Iva Despić-Simonović was married twice. Her first marriage, to Aleksandar Zarevski, was annulled. She met Aleksandar "Aco" Despić in Zagreb towards the end of the First World War, which was followed by the creation of Yugoslavia. The couple married in 1920, and Despić-Simonović moved to her husband's hometown of Sarajevo. They had a daughter, Gospava "Cica", and a son, Bato. Her in-laws, the Despić family, were prominent and wealthy merchants, and she felt repressed by their patriarchal attitude. This is reflected by a self-portrait bust named Constrained, now housed in the National Gallery of Bosnia and Herzegovina. Despić-Simonović longed for a space of her own. By 1931, the demand for her artwork had grown so much that she could afford to have a summer house built for herself in Vasin Han near Sarajevo. Moving too early into the still damp building, she caught a chronic illness that plagued her for years.

== Career ==

Despić-Simonović had two solo exhibitions, in London and Belgrade in 1927, receiving favorable criticism. She took part in collective exhibitions in London, Belgrade, Barcelona, Zagreb, Ljubljana, Prague, Brno and Bratislava. Her international success brought her fame in Yugoslavia as well, to the point of being contacted by King Alexander. She had a personal atelier at the royal court in Belgrade, where she portrayed high-ranking people. Despić-Simonović recalled that her skill became the talk of the court when Crown Prince Peter, then a toddler, came into her atelier and recognized the bust she was working on as depicting General Stevan Hadžić. She was made court sculptor as well as the sculpting instructor of Queen Maria, with whom she became particularly close.

During her sojourn in Belgrade, Despić-Simonović portrayed the King, the Queen, generals, and other high-ranking people, including King Ferdinand of Romania and Prince Kiril of Bulgaria. Other well-known works include the sculptures Children in the Snow (1923), Good Friends (1923), and Bato is Playing (1925), as well as the plaque Consolation (1927). In her early career, Despić-Simonović was influenced by the ideals of early Renaissance, but later adopted an impressionist approach.

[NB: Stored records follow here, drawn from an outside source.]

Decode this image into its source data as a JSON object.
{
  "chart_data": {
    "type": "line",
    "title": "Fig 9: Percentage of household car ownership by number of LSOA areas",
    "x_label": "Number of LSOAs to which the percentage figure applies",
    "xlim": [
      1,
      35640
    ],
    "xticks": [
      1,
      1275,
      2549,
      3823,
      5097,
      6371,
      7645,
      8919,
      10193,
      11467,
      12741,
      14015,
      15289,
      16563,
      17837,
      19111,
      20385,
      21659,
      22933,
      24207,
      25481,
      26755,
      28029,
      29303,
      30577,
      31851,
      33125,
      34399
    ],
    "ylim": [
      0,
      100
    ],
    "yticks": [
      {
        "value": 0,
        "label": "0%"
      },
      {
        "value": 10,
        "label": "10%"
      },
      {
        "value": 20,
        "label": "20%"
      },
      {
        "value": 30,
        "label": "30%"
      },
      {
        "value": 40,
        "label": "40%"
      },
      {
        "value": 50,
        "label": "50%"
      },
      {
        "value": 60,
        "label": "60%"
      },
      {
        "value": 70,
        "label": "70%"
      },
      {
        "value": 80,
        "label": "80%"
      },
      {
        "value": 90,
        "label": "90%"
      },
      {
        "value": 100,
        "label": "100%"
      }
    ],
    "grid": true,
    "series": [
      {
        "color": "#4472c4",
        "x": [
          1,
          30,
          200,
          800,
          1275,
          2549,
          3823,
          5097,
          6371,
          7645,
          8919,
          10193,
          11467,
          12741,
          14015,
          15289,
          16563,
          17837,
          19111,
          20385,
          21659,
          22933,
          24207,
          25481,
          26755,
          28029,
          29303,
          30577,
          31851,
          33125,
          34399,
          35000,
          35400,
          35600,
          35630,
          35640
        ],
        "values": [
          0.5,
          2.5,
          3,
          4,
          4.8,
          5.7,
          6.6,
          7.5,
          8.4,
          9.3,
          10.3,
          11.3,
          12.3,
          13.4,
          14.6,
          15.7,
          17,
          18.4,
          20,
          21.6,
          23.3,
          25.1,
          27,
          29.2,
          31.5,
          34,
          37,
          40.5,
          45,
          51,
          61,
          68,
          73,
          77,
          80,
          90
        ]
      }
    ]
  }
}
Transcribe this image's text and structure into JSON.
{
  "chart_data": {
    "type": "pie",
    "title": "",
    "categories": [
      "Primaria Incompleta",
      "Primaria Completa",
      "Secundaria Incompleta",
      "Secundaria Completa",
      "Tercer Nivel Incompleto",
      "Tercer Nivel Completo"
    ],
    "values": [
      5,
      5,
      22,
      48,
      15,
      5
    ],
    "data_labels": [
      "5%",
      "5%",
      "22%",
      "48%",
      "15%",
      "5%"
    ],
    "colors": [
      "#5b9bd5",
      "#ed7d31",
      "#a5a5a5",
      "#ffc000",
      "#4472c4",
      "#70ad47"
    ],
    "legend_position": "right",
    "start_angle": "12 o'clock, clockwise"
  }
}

Despić-Simonović was the first sculptor in modern-day Bosnia and Herzegovina, and remained the only one throughout the interwar period. Bosnian women at that time were mostly illiterate and took no part in public life, but Despić-Simonović's career flourished and she was well known in society. In a 1937 interview, she complained about the treatment of women artists, saying: "I am under impression that male artists do not value the artistic work of women. They have it easy ... When a male artist's child is ill, he keeps doing his job. When my daughter had typhus, I did not care about sculpting." Despić-Simonović was inspired by motherhood and frequently portrayed her children. She was particularly keen to make a monument to mothers, similar to the Tomb of the Unknown Soldier, which was becoming widespread across the world. Her idea was not supported, and she claimed that it was copied and later realized in the United States.

== Later life ==
During the Second World War, Despić-Simonović stayed on her estate near Sarajevo. Wartime scarcity forced her to buy a cow to support the family. According to her daughter, the family had to hide the cow from soldiers in her atelier, and the distressed animal damaged a number of sculptures.

The Communist Party took power following the war and the monarchy was abolished. As a supporter of the exiled royal family, Despić-Simonović was arrested in June 1945 and spent some time imprisoned in Sarajevo. A portrait she made at that time of another prisoner, the actor Ante Franjković "Dalmata", has been preserved. She was released soon, but her life changed. She was shunned and found little work, devoting increasingly more time to painting and drawing and less to sculpting. Her most notable works following the Second World War are the busts of poets Aleksa Šantić, Svetozar Ćorović and Osman Đikić, ordered by the authorities of Mostar.

Despić-Simonović died on 12 July 1961 in her atelier in Vasin Han. Plans to protect her home and turn it into an artists' colony surfaced a few years after her death but were never realized. The house was restored in 2005 by a new owner, and at that time a number of previously unknown plaster busts were found behind hidden basement doors.